HAYDAR AKAR (Kocaeli) - Açılışa kadar toparlayacağım.

BAŞKAN - Sonra ara vereceğiz, devam edeceğiz.

HAYDAR AKAR (Kocaeli) - Tamam.

Şimdi, bir başka boyutu limanlar dedik değil mi, limanlar var. Ben kendi bölgemden bir limandan gideceğim. Limanların bir kısmı özelleşti, bir kısmı verimsizleşti. Mesela limanlarda, Haydarpaşa Limanı'nda yıl bazında gemi adedi 2010'da 2.651 iken bugün 1.169'a düşmüş. Mesela, İzmir Limanı 3.640 iken 2.550'ye düşmüş. Derince Limanı 862'den 1.215'e çıkmış, tabii özelleştirmenin arifesinde.

MUSTAFA ŞAHİN (Malatya) - Hangi tarihler arasında, söyler misiniz?

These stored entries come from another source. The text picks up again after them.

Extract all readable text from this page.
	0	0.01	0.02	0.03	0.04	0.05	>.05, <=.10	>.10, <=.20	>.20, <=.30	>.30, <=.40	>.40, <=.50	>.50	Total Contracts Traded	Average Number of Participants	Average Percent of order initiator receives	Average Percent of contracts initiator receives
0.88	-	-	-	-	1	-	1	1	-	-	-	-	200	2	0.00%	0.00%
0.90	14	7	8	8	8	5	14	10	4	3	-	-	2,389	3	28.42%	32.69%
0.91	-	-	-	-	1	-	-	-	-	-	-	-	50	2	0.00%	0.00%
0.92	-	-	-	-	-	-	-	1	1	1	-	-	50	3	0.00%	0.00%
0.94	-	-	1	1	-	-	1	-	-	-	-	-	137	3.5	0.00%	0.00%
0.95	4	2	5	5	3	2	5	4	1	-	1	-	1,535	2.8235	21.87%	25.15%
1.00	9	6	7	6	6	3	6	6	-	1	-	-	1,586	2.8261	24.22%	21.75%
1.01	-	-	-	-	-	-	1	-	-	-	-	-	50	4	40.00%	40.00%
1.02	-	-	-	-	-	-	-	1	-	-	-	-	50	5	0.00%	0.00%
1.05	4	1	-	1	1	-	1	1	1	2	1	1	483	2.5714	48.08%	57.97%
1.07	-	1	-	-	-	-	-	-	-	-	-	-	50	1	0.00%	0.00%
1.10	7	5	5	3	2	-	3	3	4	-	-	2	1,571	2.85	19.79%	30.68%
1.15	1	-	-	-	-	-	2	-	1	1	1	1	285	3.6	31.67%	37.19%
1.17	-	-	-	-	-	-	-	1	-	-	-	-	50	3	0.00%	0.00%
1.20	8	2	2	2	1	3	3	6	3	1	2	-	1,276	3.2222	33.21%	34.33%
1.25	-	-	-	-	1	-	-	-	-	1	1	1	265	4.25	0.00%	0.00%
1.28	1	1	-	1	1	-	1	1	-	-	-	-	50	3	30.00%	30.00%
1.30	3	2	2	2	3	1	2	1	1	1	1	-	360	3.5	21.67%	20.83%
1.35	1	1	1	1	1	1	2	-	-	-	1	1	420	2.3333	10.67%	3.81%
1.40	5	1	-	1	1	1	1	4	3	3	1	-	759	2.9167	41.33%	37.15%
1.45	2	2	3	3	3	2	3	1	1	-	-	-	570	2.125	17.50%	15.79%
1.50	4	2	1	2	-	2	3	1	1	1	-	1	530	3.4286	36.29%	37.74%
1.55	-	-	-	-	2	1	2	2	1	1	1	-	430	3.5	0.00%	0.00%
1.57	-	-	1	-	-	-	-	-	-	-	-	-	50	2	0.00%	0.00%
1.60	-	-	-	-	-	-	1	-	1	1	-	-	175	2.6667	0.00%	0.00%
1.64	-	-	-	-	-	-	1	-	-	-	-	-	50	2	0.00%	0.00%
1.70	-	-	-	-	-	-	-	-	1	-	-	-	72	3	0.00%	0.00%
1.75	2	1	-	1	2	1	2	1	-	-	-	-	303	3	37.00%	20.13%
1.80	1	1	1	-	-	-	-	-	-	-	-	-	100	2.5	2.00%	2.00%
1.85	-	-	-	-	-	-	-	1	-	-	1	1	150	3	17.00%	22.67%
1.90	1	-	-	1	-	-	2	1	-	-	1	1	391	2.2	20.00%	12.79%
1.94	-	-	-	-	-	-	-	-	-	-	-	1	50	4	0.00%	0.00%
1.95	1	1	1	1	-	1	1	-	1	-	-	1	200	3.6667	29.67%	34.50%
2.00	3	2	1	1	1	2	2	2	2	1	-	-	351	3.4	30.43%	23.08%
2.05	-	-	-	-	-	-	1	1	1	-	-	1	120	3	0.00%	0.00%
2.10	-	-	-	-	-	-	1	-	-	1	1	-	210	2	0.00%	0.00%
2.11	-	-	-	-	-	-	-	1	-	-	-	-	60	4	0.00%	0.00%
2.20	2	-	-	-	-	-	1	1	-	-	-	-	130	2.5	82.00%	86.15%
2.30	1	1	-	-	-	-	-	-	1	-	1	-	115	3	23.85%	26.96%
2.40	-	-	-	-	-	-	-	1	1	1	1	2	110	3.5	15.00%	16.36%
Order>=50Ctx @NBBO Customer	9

HAYDAR AKAR (Kocaeli) - 2010 ile 2014'ü karşılaştırıyorum yani son beş yılı karşılaştırıyorum. Öyle eskisi şunu yapmış, yenisi bunu yapmış diye karşılaştırmıyorum.

Şimdi ben kendi limanımdan bahsedeyim. Derince Limanı'nı özelleştirmeye çıkardınız. Size de ayrıca söyledim. Liman başvuruda bulundu. Burada var, bunu böyle getireyim size bir bakın. Bu Derince Limanı TCDD'nindi arkadaşlar. Şurası TCDD alanı, buraya da Özelleştirme İdaresi -hani, tüm yetki, imari ve mimari planlama yetkisi veriliyor ya, belediyelerin dışında Çevre Bakanlığı istediği gibi yapabiliyor, Özelleştirme İdaresi istediği gibi yapabiliyor- bizim körfezin en dar alanında, 450 metre güneye Gölcük tarafı dediğimiz kısma, kıyıya da paralel olarak 1 kilometrelik dolgu izni verdiler, 450 bin metrekare, bunu özelleştirirken bu şekilde yaptılar. Bu neydi biliyor musunuz? Derince Limanı'na eskiden günde ortalama 8 tır giriyordu, konteyner anlamında -çünkü burayı konteyner parkı yapacaklar- ama bu gerçekleşirse günde 1.370 tır girecek, günde. Bakın, 8 tırdan 1.370 tıra çıkacak bu bir defa. Bu güzel bir yatırım diye düşünebilirsiniz ama bizim körfezde 43 tane liman var arkadaşlar, 43 limanın neredeyse yüzde 80'i yüzde 56 kapasitenin altında çalışıyor, yüzde 56'nın. Şimdi, bu olabilir dersiniz ama bu tam Derince ilçemizin ön tarafı. Denizle ilişiği kesilmiş vatandaşın, E5'in alt tarafı. Yerleşim alanları mı var? Var. Burada yerleşim alanları var mı? Var. Bir tek hattı var, E5'le bağlantısı var, otoyolla bağlantısı yok. Devlet demir yollarıyla bağlantısı yeni yeni sağlanıyor. Eskiden vardı, eski hat değişmeden önce.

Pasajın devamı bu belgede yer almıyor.